OKRs originated from Andy Grove and his process for tracking goals at Intel. John Doerr, a then-salesmen at Intel, carried the OKR framework to his new job at venture capital firm Kleiner Perkins. He introduced OKRs to Google—one of Kleiner Perkin’s investments—who, according to Google co-founder Larry Page, used them to propel 10x growth on multiple occasions. If you want to learn more about how Google uses OKRs, I recommended watching this presentation from Rick Klau and reading John Doerr’s book, Measure What Matters.

An introduction to OKRs

OKR stands for Objectives and Key Results. It's a goal management framework used by companies to implement and execute strategy. Its benefits include improved focus on significant results, increased transparency, and better strategic alignment. An OKR consists of an Objective (the goal) and several Key Results (the outcomes needed to achieve the goal). Initiatives, comprising various projects and tasks, are undertaken to achieve these Key Results.

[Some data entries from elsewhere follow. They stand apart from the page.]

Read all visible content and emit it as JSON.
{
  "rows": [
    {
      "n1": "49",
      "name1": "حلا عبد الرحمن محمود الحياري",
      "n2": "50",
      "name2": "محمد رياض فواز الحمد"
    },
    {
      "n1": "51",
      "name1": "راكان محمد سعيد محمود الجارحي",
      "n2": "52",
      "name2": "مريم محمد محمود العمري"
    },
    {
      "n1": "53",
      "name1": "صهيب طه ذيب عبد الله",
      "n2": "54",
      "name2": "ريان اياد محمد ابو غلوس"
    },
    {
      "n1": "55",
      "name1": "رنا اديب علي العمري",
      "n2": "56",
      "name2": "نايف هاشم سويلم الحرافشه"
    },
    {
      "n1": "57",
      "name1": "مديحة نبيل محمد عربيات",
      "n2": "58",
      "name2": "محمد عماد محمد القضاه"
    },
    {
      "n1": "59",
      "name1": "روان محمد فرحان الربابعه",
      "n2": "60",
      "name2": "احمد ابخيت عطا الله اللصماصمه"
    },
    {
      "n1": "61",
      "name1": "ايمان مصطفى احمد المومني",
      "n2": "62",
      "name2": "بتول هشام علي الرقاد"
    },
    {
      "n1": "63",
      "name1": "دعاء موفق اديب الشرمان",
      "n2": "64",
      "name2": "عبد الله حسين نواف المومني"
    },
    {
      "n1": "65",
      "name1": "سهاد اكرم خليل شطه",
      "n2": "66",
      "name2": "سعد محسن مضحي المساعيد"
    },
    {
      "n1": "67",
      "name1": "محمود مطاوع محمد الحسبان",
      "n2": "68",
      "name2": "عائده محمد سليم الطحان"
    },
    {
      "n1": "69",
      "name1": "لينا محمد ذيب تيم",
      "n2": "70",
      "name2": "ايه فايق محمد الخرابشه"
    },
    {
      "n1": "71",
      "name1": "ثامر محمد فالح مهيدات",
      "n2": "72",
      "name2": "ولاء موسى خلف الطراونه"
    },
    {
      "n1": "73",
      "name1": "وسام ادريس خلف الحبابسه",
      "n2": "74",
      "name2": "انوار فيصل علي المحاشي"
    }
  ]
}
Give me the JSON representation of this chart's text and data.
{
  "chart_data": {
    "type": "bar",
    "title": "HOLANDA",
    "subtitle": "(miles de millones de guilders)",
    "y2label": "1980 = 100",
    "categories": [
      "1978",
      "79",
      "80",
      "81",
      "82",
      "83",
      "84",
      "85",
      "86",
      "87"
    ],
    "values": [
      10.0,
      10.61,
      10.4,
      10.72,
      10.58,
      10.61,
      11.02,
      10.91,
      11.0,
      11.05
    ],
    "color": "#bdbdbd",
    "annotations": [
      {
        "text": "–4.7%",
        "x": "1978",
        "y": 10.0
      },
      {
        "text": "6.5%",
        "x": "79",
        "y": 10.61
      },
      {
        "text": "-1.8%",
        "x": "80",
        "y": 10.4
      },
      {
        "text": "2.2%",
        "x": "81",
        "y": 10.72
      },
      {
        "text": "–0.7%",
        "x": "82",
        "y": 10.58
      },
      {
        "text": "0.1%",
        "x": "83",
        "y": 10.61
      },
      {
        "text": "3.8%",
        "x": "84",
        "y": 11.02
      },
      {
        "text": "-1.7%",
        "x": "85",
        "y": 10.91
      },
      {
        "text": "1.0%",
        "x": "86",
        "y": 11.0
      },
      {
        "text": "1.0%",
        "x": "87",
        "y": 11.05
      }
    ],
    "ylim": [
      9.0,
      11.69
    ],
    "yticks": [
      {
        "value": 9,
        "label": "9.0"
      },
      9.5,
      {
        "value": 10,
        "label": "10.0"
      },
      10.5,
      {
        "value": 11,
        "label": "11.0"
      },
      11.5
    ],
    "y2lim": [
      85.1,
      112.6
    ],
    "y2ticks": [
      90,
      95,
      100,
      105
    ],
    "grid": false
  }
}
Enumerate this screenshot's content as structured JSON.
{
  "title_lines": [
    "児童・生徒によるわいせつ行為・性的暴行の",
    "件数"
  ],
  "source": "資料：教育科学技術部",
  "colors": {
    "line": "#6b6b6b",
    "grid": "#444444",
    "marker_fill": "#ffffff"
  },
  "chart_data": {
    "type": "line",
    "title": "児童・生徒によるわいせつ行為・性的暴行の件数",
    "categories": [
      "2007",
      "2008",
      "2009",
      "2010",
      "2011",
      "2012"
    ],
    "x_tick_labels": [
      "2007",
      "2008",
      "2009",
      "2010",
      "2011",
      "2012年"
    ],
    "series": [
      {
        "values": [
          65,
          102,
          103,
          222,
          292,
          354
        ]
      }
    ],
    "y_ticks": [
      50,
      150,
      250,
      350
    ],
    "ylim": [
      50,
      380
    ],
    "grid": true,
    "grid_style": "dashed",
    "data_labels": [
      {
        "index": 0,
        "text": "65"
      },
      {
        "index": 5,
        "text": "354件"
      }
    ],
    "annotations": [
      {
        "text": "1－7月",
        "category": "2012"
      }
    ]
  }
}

The framework aids in prioritizing, aligning, and measuring work, bridging the gap between strategy and execution, and shifting from an output- to an outcome-based work approach.

OKRs have two main components:

What is an Objective?

An Objective is a future goal or destination, setting a direction but not technical or metric-focused, ensuring clarity for everyone involved. Think of it as a point on a map, a destination like New York. It answers the question “Where do I want to go?”

What is a Key Result?

A Key Result is a measurable outcome needed to reach an Objective. It includes a metric with a starting and target value, acting like a signpost indicating proximity to the Objective. It answers the question “How do I know if I’m getting there?”